Écrit par Lepetitjournal.com Varsovie
Publié le 7 avril 2014, mis à jour le 10 avril 2014

Le 28 février dernier, l'armée russe occupait la péninsule ukrainienne. Depuis, 5.000 Tatars environ ont quitté la Crimée, leur terre historique, pour se réfugier à l'Ouest de l'Ukraine ou à l'étranger. Certains d'entre eux ont déjà demandé l'asile politique à la Pologne.

La Crimée : terre historique
Ils sont aujourd'hui au nombre de 300.000 et représentent entre 12 et 15% de la population de Crimée. Les Tatars criméens sont  les descendants d'une population turque musulmane qui habite la péninsule depuis le XIIIe siècle. Installés dans les montagnes, ils embrassent l'islam sunnite en 1441 et forment dès lors une entité séparée des autres peuples installés en Crimée, alors sous domination ottomane. C'est en 1792 que la Crimée est cédée à l'Empire russe. Plus tard, le régime soviétique se traduit par des persécutions durant la collectivisation et les Grandes Purges dans les années 1930. Mais la grande saignée démographique est initiée par Staline le 18 mai 1944, une date que les Tatars n'ont pas oubliée et qui explique en grande partie les craintes d'aujourd'hui.

Une communauté favorable à l'unité territoriale
Pour la plupart réputés antirusses, les Tatars de Crimée auraient, en majorité, soutenu la contestation visant l'ancien président pro-russe, Viktor Ianoukovitch, et se seraient montrés très largement opposés à la sécession de la péninsule ukrainienne.
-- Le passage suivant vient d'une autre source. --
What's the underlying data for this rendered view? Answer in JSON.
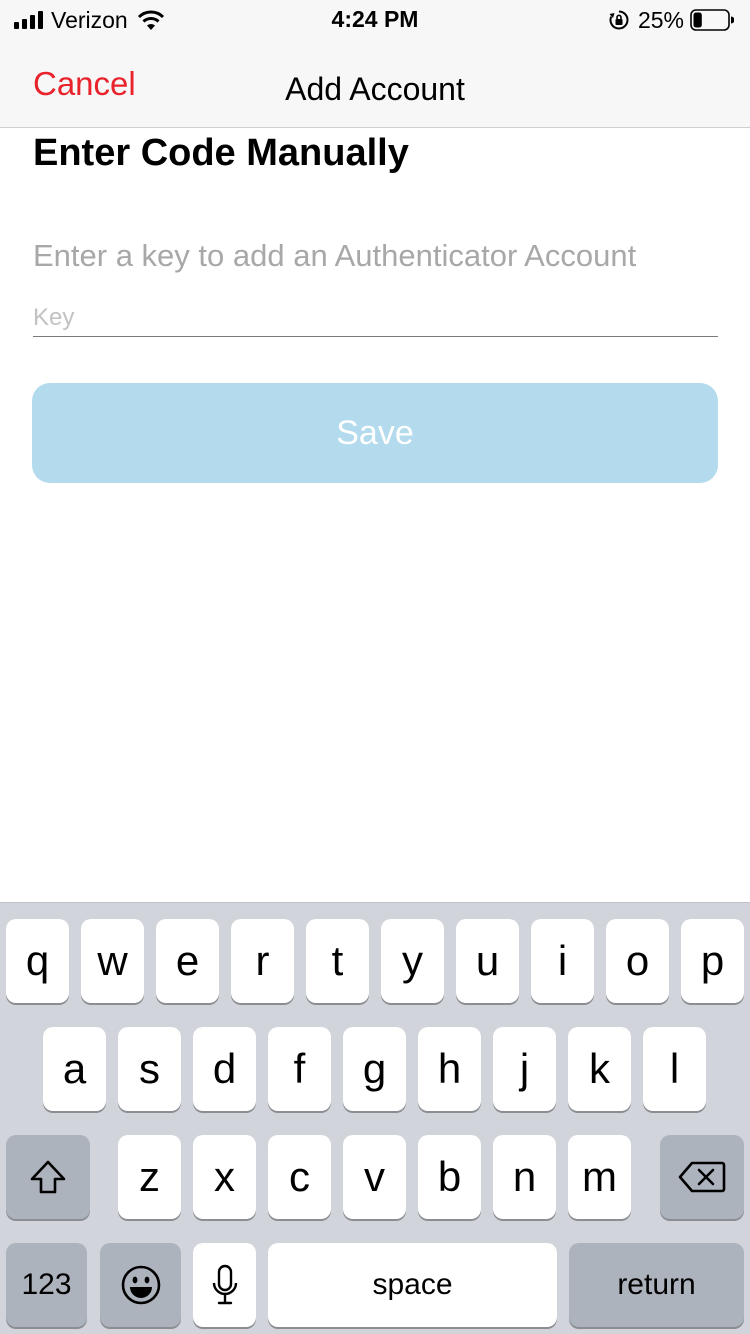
{
  "status_bar": {
    "carrier": "Verizon",
    "time": "4:24 PM",
    "battery_percent": "25%",
    "battery_level": 0.25,
    "icons": [
      "signal-icon",
      "wifi-icon",
      "rotation-lock-icon",
      "battery-icon"
    ]
  },
  "nav": {
    "cancel_label": "Cancel",
    "title": "Add Account",
    "cancel_color": "#e8232b"
  },
  "content": {
    "heading": "Enter Code Manually",
    "instruction": "Enter a key to add an Authenticator Account",
    "key_placeholder": "Key",
    "key_value": "",
    "save_label": "Save",
    "save_color": "#b3dbed"
  },
  "keyboard": {
    "row1": [
      "q",
      "w",
      "e",
      "r",
      "t",
      "y",
      "u",
      "i",
      "o",
      "p"
    ],
    "row2": [
      "a",
      "s",
      "d",
      "f",
      "g",
      "h",
      "j",
      "k",
      "l"
    ],
    "row3": [
      "z",
      "x",
      "c",
      "v",
      "b",
      "n",
      "m"
    ],
    "numbers_label": "123",
    "space_label": "space",
    "return_label": "return",
    "icons": [
      "shift-icon",
      "delete-icon",
      "emoji-icon",
      "microphone-icon"
    ]
  }
}
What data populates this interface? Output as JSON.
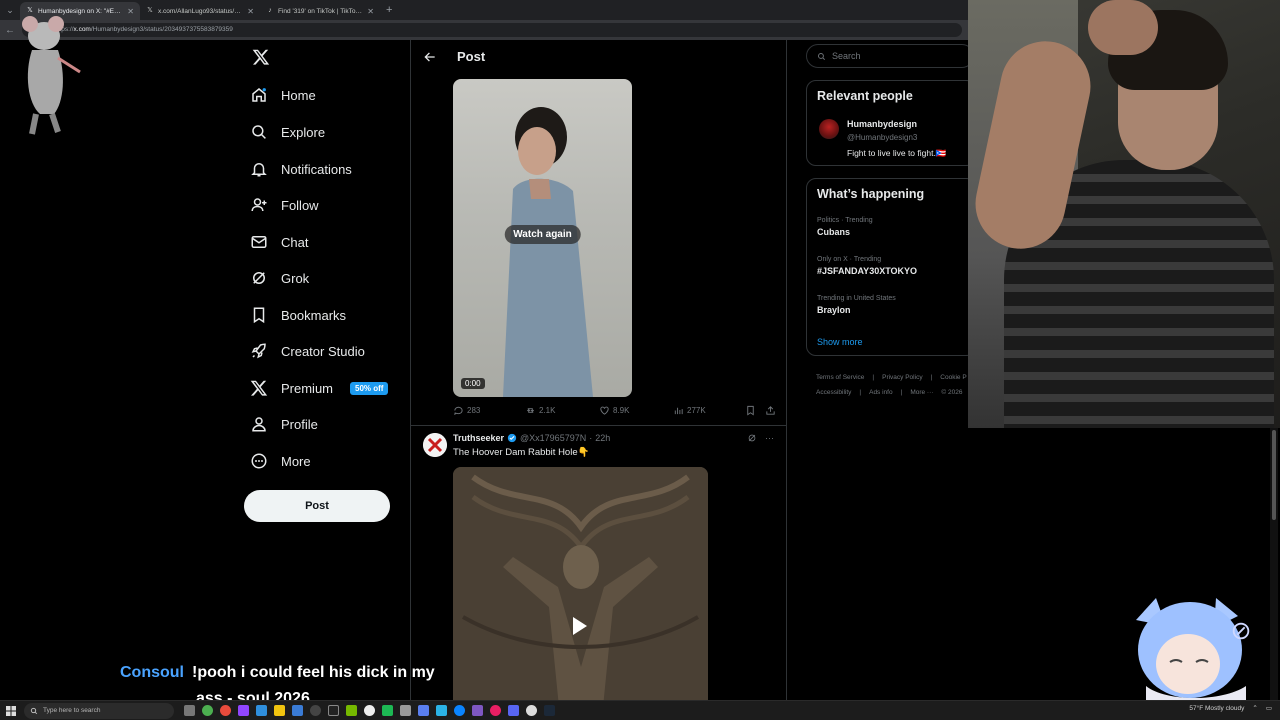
{
  "browser": {
    "tabs": [
      {
        "icon": "x-favicon-icon",
        "title": "Humanbydesign on X: \"#EMF blo...",
        "active": true
      },
      {
        "icon": "x-favicon-icon",
        "title": "x.com/AllanLugo93/status/203525...",
        "active": false
      },
      {
        "icon": "tiktok-icon",
        "title": "Find '319' on TikTok | TikTok Searc...",
        "active": false
      }
    ],
    "url_prefix": "https://",
    "url_host": "x.com",
    "url_path": "/Humanbydesign3/status/2034937375583879359"
  },
  "nav": {
    "items": [
      {
        "label": "Home",
        "icon": "home-icon"
      },
      {
        "label": "Explore",
        "icon": "search-icon"
      },
      {
        "label": "Notifications",
        "icon": "bell-icon"
      },
      {
        "label": "Follow",
        "icon": "person-add-icon"
      },
      {
        "label": "Chat",
        "icon": "mail-icon"
      },
      {
        "label": "Grok",
        "icon": "grok-icon"
      },
      {
        "label": "Bookmarks",
        "icon": "bookmark-icon"
      },
      {
        "label": "Creator Studio",
        "icon": "rocket-icon"
      },
      {
        "label": "Premium",
        "icon": "x-logo-icon"
      },
      {
        "label": "Profile",
        "icon": "person-icon"
      },
      {
        "label": "More",
        "icon": "more-circle-icon"
      }
    ],
    "premium_badge": "50% off",
    "post_button": "Post"
  },
  "main": {
    "header_title": "Post",
    "video": {
      "watch_again": "Watch again",
      "time": "0:00"
    },
    "actions": {
      "replies": "283",
      "reposts": "2.1K",
      "likes": "8.9K",
      "views": "277K"
    },
    "next_post": {
      "name": "Truthseeker",
      "handle": "@Xx17965797N",
      "time": "22h",
      "text": "The Hoover Dam Rabbit Hole👇"
    }
  },
  "right": {
    "search_placeholder": "Search",
    "relevant_people": {
      "title": "Relevant people",
      "name": "Humanbydesign",
      "handle": "@Humanbydesign3",
      "bio": "Fight to live live to fight.🇵🇷"
    },
    "whats_happening": {
      "title": "What’s happening",
      "trends": [
        {
          "context": "Politics · Trending",
          "name": "Cubans"
        },
        {
          "context": "Only on X · Trending",
          "name": "#JSFANDAY30XTOKYO"
        },
        {
          "context": "Trending in United States",
          "name": "Braylon"
        }
      ],
      "show_more": "Show more"
    },
    "footer": {
      "line1": [
        "Terms of Service",
        "|",
        "Privacy Policy",
        "|",
        "Cookie P"
      ],
      "line2": [
        "Accessibility",
        "|",
        "Ads info",
        "|",
        "More ···",
        "© 2026"
      ]
    }
  },
  "overlay": {
    "chat_user": "Consoul",
    "chat_line1": "!pooh i could feel his dick in my",
    "chat_line2": "ass - soul 2026"
  },
  "taskbar": {
    "search_placeholder": "Type here to search",
    "weather": "57°F  Mostly cloudy"
  },
  "colors": {
    "accent": "#1d9bf0",
    "background": "#000000",
    "border": "#2f3336",
    "text_primary": "#e7e9ea",
    "text_secondary": "#71767b"
  }
}
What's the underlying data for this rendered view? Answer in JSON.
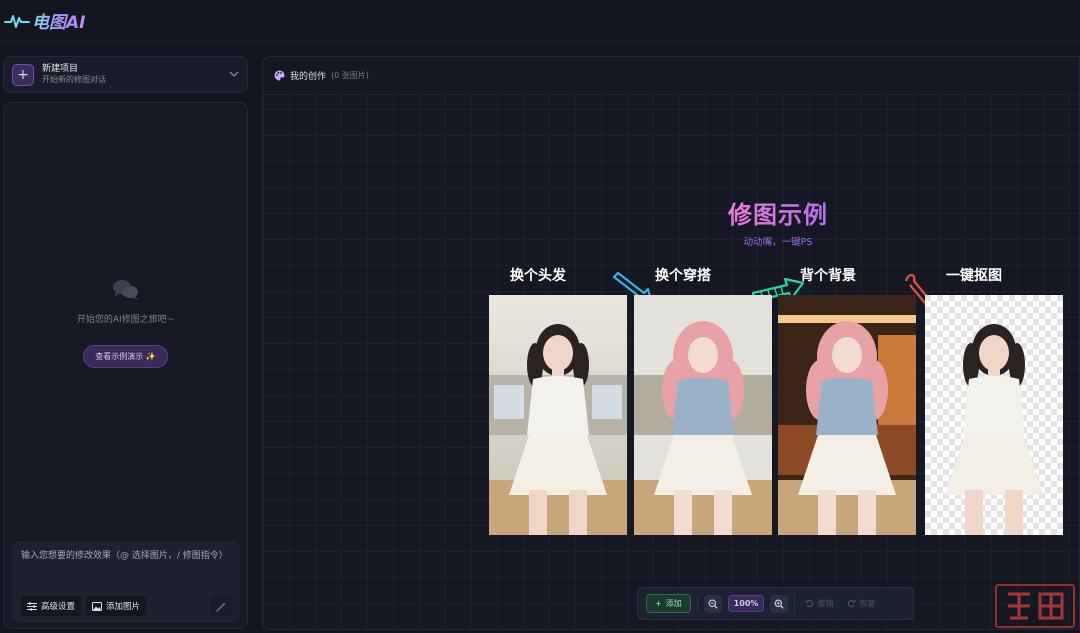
{
  "app": {
    "logo_text": "电图AI"
  },
  "sidebar": {
    "new_project": {
      "title": "新建项目",
      "subtitle": "开始新的修图对话"
    },
    "empty_state": {
      "text": "开始您的AI修图之旅吧~",
      "demo_button": "查看示例演示 ✨"
    },
    "input": {
      "placeholder": "输入您想要的修改效果（@ 选择图片，/ 修图指令）",
      "advanced_label": "高级设置",
      "add_image_label": "添加图片"
    }
  },
  "main": {
    "title": "我的创作",
    "count": "(0 张图片)",
    "example": {
      "title": "修图示例",
      "subtitle": "动动嘴，一键PS",
      "steps": [
        "换个头发",
        "换个穿搭",
        "背个背景",
        "一键抠图"
      ]
    }
  },
  "toolbar": {
    "add_label": "添加",
    "zoom": "100%",
    "undo_label": "撤销",
    "redo_label": "恢复"
  },
  "colors": {
    "accent_purple": "#8b5cf6",
    "add_green": "#8ee3b5",
    "highlight_yellow": "#f1c232"
  }
}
Certaines voix dissidentes estiment, au contraire, que 50% des électeurs tatars auraient voté en faveur de Moscou au Référendum du 16 mars. Estimation fortement contestée par le Mejlis, l'Institution officielle tatare de Crimée, dont la presse internationale occidentale s'est faite la porte-parole ces derniers temps.
Mais qu'il s'agisse de la majorité ou non de cette communauté musulmane de Crimée, les fervents défenseurs de l'intégralité territoriale de l'Ukraine sont nombreux et font entendre leur voix. Certains d'entre eux choisissent parfois de quitter leur pays car ils craignent la violence et les expulsions de la part des pro-russes et du nouveau gouvernement.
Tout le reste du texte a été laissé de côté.